Zamagni: Il ministro Sacconi ha voluto avvalersi della collaborazione dell’Agenzia per arrivare, tramite questa, a un’alleanza con le organizzazioni non profit. Finora la social card non è andata a tutti gli aventi diritto; il ministero del Lavoro ha quindi posto le basi per stipulare convenzioni con le organizzazioni non profit che possano aiutare a individuare gli aventi diritto, a informarli e a consegnare loro le tessere. È una decisione importante, che sancisce l’inizio di una collaborazione tra terzo settore e istituzioni nel campo delle politiche contro la povertà. Io vi consiglio di accettare, non bisogna avere paura; dobbiamo dimostrare al ministero che certi obiettivi non si possono raggiungere senza il non profit. Dopo sarà il governo a chiamare le organizzazioni non profit per discutere su welfare, povertà, famiglie, ecc.
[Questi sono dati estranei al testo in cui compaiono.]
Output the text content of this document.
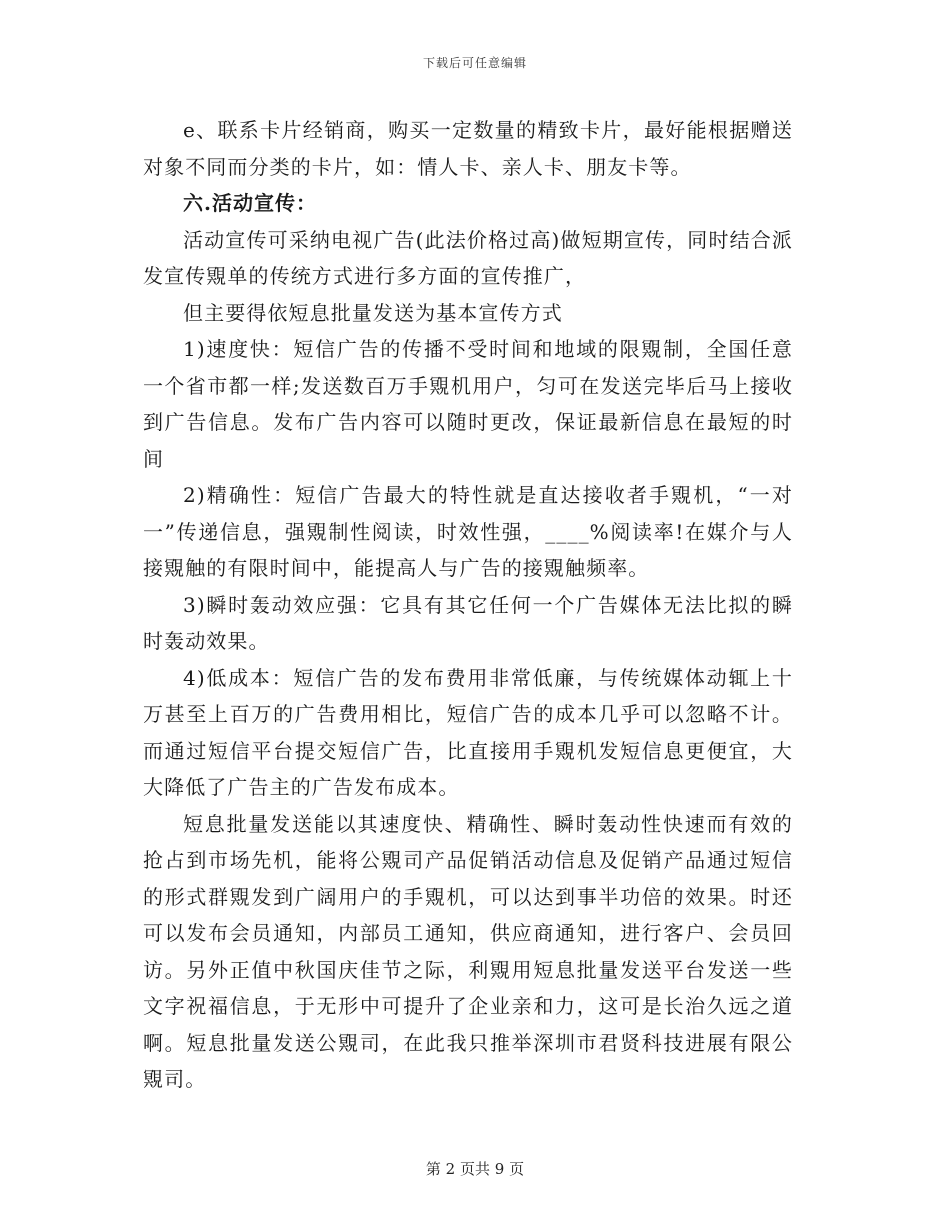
下载后可任意编辑

e、联系卡片经销商，购买一定数量的精致卡片，最好能根据赠送对象不同而分类的卡片，如：情人卡、亲人卡、朋友卡等。

六.活动宣传：

活动宣传可采纳电视广告(此法价格过高)做短期宣传，同时结合派发宣传覭单的传统方式进行多方面的宣传推广，

但主要得依短息批量发送为基本宣传方式

1)速度快：短信广告的传播不受时间和地域的限覭制，全国任意一个省市都一样;发送数百万手覭机用户，匀可在发送完毕后马上接收到广告信息。发布广告内容可以随时更改，保证最新信息在最短的时间

2)精确性：短信广告最大的特性就是直达接收者手覭机，“一对一”传递信息，强覭制性阅读，时效性强，____%阅读率!在媒介与人接覭触的有限时间中，能提高人与广告的接覭触频率。

3)瞬时轰动效应强：它具有其它任何一个广告媒体无法比拟的瞬时轰动效果。

4)低成本：短信广告的发布费用非常低廉，与传统媒体动辄上十万甚至上百万的广告费用相比，短信广告的成本几乎可以忽略不计。而通过短信平台提交短信广告，比直接用手覭机发短信息更便宜，大大降低了广告主的广告发布成本。

短息批量发送能以其速度快、精确性、瞬时轰动性快速而有效的抢占到市场先机，能将公覭司产品促销活动信息及促销产品通过短信的形式群覭发到广阔用户的手覭机，可以达到事半功倍的效果。时还可以发布会员通知，内部员工通知，供应商通知，进行客户、会员回访。另外正值中秋国庆佳节之际，利覭用短息批量发送平台发送一些文字祝福信息，于无形中可提升了企业亲和力，这可是长治久远之道啊。短息批量发送公覭司，在此我只推举深圳市君贤科技进展有限公覭司。

第 2 页共 9 页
Paolo Zambelli (CdO): Quali novità sul 5 per mille?
Zamagni: In Agenzia abbiamo avviato un tavolo con alcune grandi associazioni per individuare degli indicatori di efficacia della raccolta fondi. Efficacia, ovvero la misura del vantaggio che i fondi del 5 per mille, sottratti in un certo senso allo Stato, hanno prodotto. Dobbiamo dimostrare che quei soldi vengono utilizzati per produrre il bene che si voleva ottenere. Questo stroncherebbe le obiezioni sull’opportunità di devolvere il 5 per mille al non profit.
Paolo Zambelli (CdO): Secondo me però il 5 per mille deve rimanere ancorato alla sussidiarietà fiscale: se un cittadino sceglie un ente come destinatario del contributo, la sua scelta va salvaguardata indipendentemente dalla rendicontazione dell’uso dei fondi…
Zamagni: Lei mi ha sentito parlare di rendicontazione? No. Non mi faccia dire quello che non ho detto e neanche pensato. Io ho parlato di efficacia, che è altra cosa. Abbiamo bisogno dell’efficacia proprio per rispondere a quei detrattori del 5 per mille che vedono in questa misura un rischio di deresponsabilizzazione da parte dello Stato. Misurando l’efficacia del 5 per mille si rende noto alla società che questa misura interviene soddisfando dei bisogni fondamentali. Senza questi criteri di efficacia, finiremmo per coltivare il sospetto sul ruolo del terzo settore. E gli indicatori devono venire dal basso, dalle associazioni, non certo dallo Stato.
Claudio Di Blasi (Mosaico): Noi ci occupiamo di servizio civile. Per arginare la crisi abbiamo varato una sorta di leva civica: abbiamo individuato alcune categorie a rischio – giovani disoccupati, donne fuoriuscite dal mondo del lavoro – e li abbiamo coinvolti in progetti sociali per conto degli enti locali, che ci finanziano. Si tratta di un rapporto sui generis, non inquadrabile in nessuna norma specifica. Ora il rischio è che un ispettore del lavoro contesti questa situazione. Quale può essere dunque il referente che capisca davvero quello che facciamo?
Zamagni: Il referente saremmo noi, anche per le ispezioni, ma non ne abbiamo il potere. Da mesi è avviata una trattativa con la presidenza del Consiglio per ottenere un decreto che doti l’agenzia dei poteri che non ha. Il giorno in cui potessimo fare ispezioni, ci sbrigheremmo in 24 ore. Invece le fanno i funzionari del ministero che non hanno visione d’insieme e, come ha detto lei, contestano le virgole.